The retailer recommended its own board appointments, including Bonnie Brooks, vice chairman of Hudson's Bay Company. Bill Simon, the former president and CEO of Wal-Mart U.S., was also nominated to the board. Meanwhile, in a move that might boost shareholder confidence, the company raised its dividends to $0.08 per share, for a Treasury-beating yield of about 2.67 percent.
Those decisions certainly leave the impression that Chico’s is striving to make positive changes at the company. In February 2015 Chico’s announced plans to close 120 poorly performing stores by 2017. It also sold its Boston Proper direct-to-consumer business.
Yet the company still faced setbacks. Chico’s first quarter 2016 results were not entirely encouraging.
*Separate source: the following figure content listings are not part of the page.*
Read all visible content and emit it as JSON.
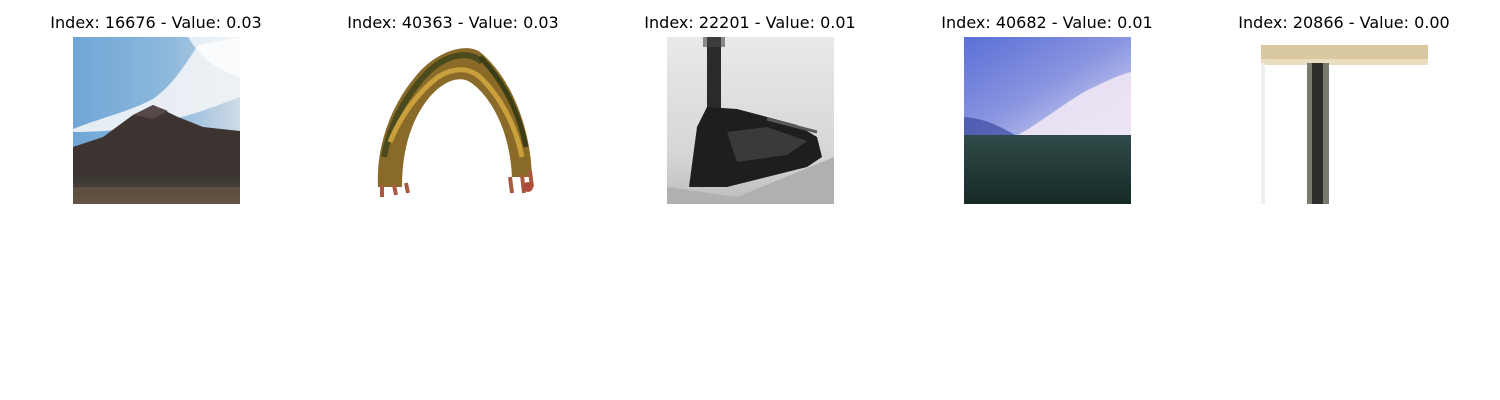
{
  "panels": [
    {
      "title": "Index: 16676 - Value: 0.03",
      "image_subject": "volcano-mountain"
    },
    {
      "title": "Index: 40363 - Value: 0.03",
      "image_subject": "caterpillar"
    },
    {
      "title": "Index: 22201 - Value: 0.01",
      "image_subject": "steam-train"
    },
    {
      "title": "Index: 40682 - Value: 0.01",
      "image_subject": "sea-under-sky"
    },
    {
      "title": "Index: 20866 - Value: 0.00",
      "image_subject": "table"
    }
  ]
}
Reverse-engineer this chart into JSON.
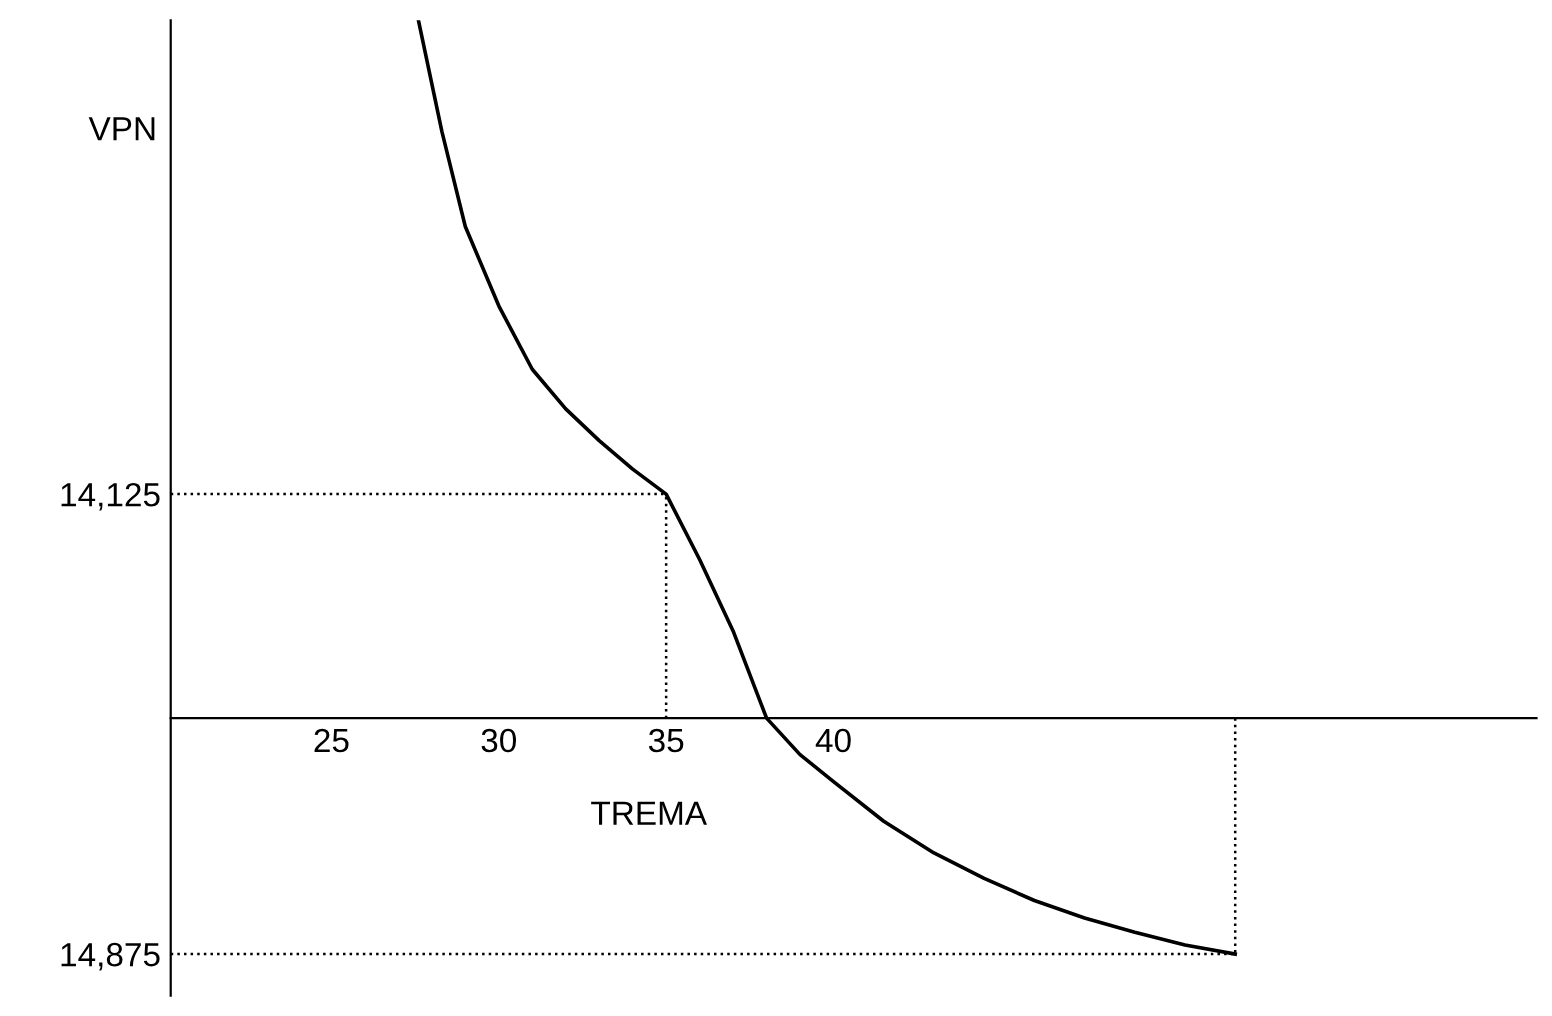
{
  "chart_data": {
    "type": "line",
    "ylabel": "VPN",
    "xlabel": "TREMA",
    "x": [
      27.6,
      28.3,
      29,
      30,
      31,
      32,
      33,
      34,
      35,
      36,
      37,
      38,
      39,
      40,
      41.5,
      43,
      44.5,
      46,
      47.5,
      49,
      50.5,
      52
    ],
    "values": [
      44000,
      37000,
      31000,
      26000,
      22000,
      19500,
      17500,
      15700,
      14125,
      10000,
      5500,
      0,
      -2300,
      -4000,
      -6500,
      -8500,
      -10100,
      -11500,
      -12600,
      -13500,
      -14300,
      -14875
    ],
    "color": "#000000",
    "xlim": [
      20.2,
      61
    ],
    "ylim": [
      -17500,
      44000
    ],
    "xticks": [
      25,
      30,
      35,
      40
    ],
    "yticks": [
      {
        "value": 14125,
        "label": "14,125"
      },
      {
        "value": -14875,
        "label": "14,875"
      }
    ],
    "ref_lines": [
      {
        "axis": "y",
        "value": 14125,
        "line_style": "dotted"
      },
      {
        "axis": "y",
        "value": -14875,
        "line_style": "dotted"
      },
      {
        "axis": "x",
        "value": 35,
        "line_style": "dotted"
      },
      {
        "axis": "x",
        "value": 52,
        "line_style": "dotted"
      }
    ],
    "grid": false,
    "legend": false,
    "marker": "none",
    "line_style": "solid"
  }
}
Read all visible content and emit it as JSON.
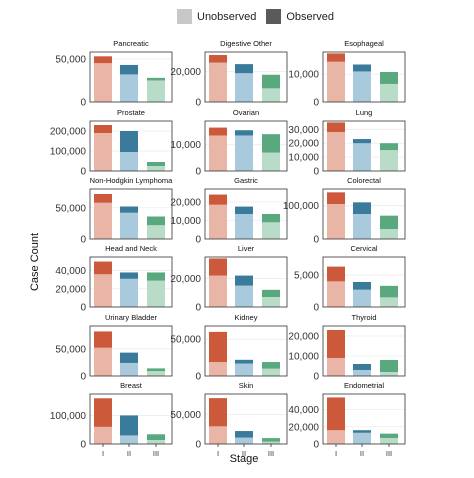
{
  "legend": {
    "unobserved_label": "Unobserved",
    "observed_label": "Observed"
  },
  "axes": {
    "xlabel": "Stage",
    "ylabel": "Case Count"
  },
  "colors": {
    "I": {
      "observed": "#cc5a3a",
      "unobserved": "#e9b5a6"
    },
    "II": {
      "observed": "#3a7a9b",
      "unobserved": "#a9cadd"
    },
    "III": {
      "observed": "#5aa87e",
      "unobserved": "#b8dcc8"
    },
    "legend_unobserved": "#c8c8c8",
    "legend_observed": "#5a5a5a",
    "panel_bg": "#ffffff",
    "grid": "#ececec"
  },
  "chart_data": {
    "type": "bar",
    "stacked": true,
    "layout": "facet-grid 6 rows x 3 columns, free y scales",
    "categories": [
      "I",
      "II",
      "III"
    ],
    "stack_order": [
      "unobserved (bottom)",
      "observed (top)"
    ],
    "xlabel": "Stage",
    "ylabel": "Case Count",
    "panels": [
      {
        "title": "Pancreatic",
        "yticks": [
          0,
          50000
        ],
        "ylim": [
          0,
          58000
        ],
        "unobserved": [
          45000,
          32000,
          25000
        ],
        "observed": [
          8000,
          11000,
          3000
        ]
      },
      {
        "title": "Digestive Other",
        "yticks": [
          0,
          20000
        ],
        "ylim": [
          0,
          33000
        ],
        "unobserved": [
          26000,
          19000,
          9000
        ],
        "observed": [
          5000,
          6000,
          9000
        ]
      },
      {
        "title": "Esophageal",
        "yticks": [
          0,
          10000
        ],
        "ylim": [
          0,
          18000
        ],
        "unobserved": [
          14500,
          11000,
          6500
        ],
        "observed": [
          3000,
          2500,
          4300
        ]
      },
      {
        "title": "Prostate",
        "yticks": [
          0,
          100000,
          200000
        ],
        "ylim": [
          0,
          250000
        ],
        "unobserved": [
          190000,
          95000,
          25000
        ],
        "observed": [
          40000,
          105000,
          20000
        ]
      },
      {
        "title": "Ovarian",
        "yticks": [
          0,
          10000
        ],
        "ylim": [
          0,
          19000
        ],
        "unobserved": [
          13500,
          13500,
          7000
        ],
        "observed": [
          3000,
          2000,
          7000
        ]
      },
      {
        "title": "Lung",
        "yticks": [
          0,
          10000,
          20000,
          30000
        ],
        "ylim": [
          0,
          36000
        ],
        "unobserved": [
          28000,
          20000,
          15000
        ],
        "observed": [
          7000,
          3000,
          5000
        ]
      },
      {
        "title": "Non-Hodgkin Lymphoma",
        "yticks": [
          0,
          50000
        ],
        "ylim": [
          0,
          80000
        ],
        "unobserved": [
          58000,
          42000,
          22000
        ],
        "observed": [
          14000,
          10000,
          14000
        ]
      },
      {
        "title": "Gastric",
        "yticks": [
          0,
          10000,
          20000
        ],
        "ylim": [
          0,
          27000
        ],
        "unobserved": [
          18500,
          13500,
          9000
        ],
        "observed": [
          5500,
          4000,
          4500
        ]
      },
      {
        "title": "Colorectal",
        "yticks": [
          0,
          100000
        ],
        "ylim": [
          0,
          150000
        ],
        "unobserved": [
          105000,
          75000,
          30000
        ],
        "observed": [
          35000,
          35000,
          40000
        ]
      },
      {
        "title": "Head and Neck",
        "yticks": [
          0,
          20000,
          40000
        ],
        "ylim": [
          0,
          55000
        ],
        "unobserved": [
          36000,
          31000,
          29000
        ],
        "observed": [
          14000,
          7000,
          9000
        ]
      },
      {
        "title": "Liver",
        "yticks": [
          0,
          20000
        ],
        "ylim": [
          0,
          35000
        ],
        "unobserved": [
          22000,
          15000,
          7000
        ],
        "observed": [
          12000,
          7000,
          5000
        ]
      },
      {
        "title": "Cervical",
        "yticks": [
          0,
          5000
        ],
        "ylim": [
          0,
          7800
        ],
        "unobserved": [
          4000,
          2700,
          1500
        ],
        "observed": [
          2300,
          1200,
          1800
        ]
      },
      {
        "title": "Urinary Bladder",
        "yticks": [
          0,
          50000
        ],
        "ylim": [
          0,
          92000
        ],
        "unobserved": [
          52000,
          24000,
          9000
        ],
        "observed": [
          30000,
          19000,
          5000
        ]
      },
      {
        "title": "Kidney",
        "yticks": [
          0,
          50000
        ],
        "ylim": [
          0,
          68000
        ],
        "unobserved": [
          19000,
          17000,
          10000
        ],
        "observed": [
          41000,
          5000,
          9000
        ]
      },
      {
        "title": "Thyroid",
        "yticks": [
          0,
          10000,
          20000
        ],
        "ylim": [
          0,
          25000
        ],
        "unobserved": [
          9000,
          3000,
          2000
        ],
        "observed": [
          14000,
          3000,
          6000
        ]
      },
      {
        "title": "Breast",
        "yticks": [
          0,
          100000
        ],
        "ylim": [
          0,
          175000
        ],
        "unobserved": [
          60000,
          30000,
          14000
        ],
        "observed": [
          100000,
          70000,
          20000
        ]
      },
      {
        "title": "Skin",
        "yticks": [
          0,
          50000
        ],
        "ylim": [
          0,
          85000
        ],
        "unobserved": [
          30000,
          11000,
          4000
        ],
        "observed": [
          48000,
          11000,
          6000
        ]
      },
      {
        "title": "Endometrial",
        "yticks": [
          0,
          20000,
          40000
        ],
        "ylim": [
          0,
          58000
        ],
        "unobserved": [
          16000,
          13000,
          7000
        ],
        "observed": [
          38000,
          3000,
          5000
        ]
      }
    ]
  }
}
Same-store sales were down 4.2 percent across the company, compared with the same period last year.
Davidowitz notes that Barington Capital’s ownership stake was just 1.6 percent. Had the investor owned a 10.0 percent share of the retailer, it might have had much more leverage to convince other shareholders to support its cause. But the small ownership left room for Chico’s to pursue a corrective course that it feels is appropriate.
Chico’s has another important asset—cash. The company noted in its first quarter results that it had $56.5 million in cash and equivalents. Some of it was held over from years of successfully selling fashions to mature women, Davidowitz says, therefore the company is not at financial risk.
“What we’ll have to see is ‘Are these changes getting results?’” Davidowitz says. “They have closed the bad stores, which should result in better results. If it doesn’t, we’ll go into round two.”
For now, Chico’s cash cushion has given the retailer time to develop a better long-term strategy than mere cost-cutting measures, he notes. But the company will need to find a way to appeal to its constituency again and add new customers.
“They have time, lots of time,” Davidowitz says. “The question is ‘What do they do?”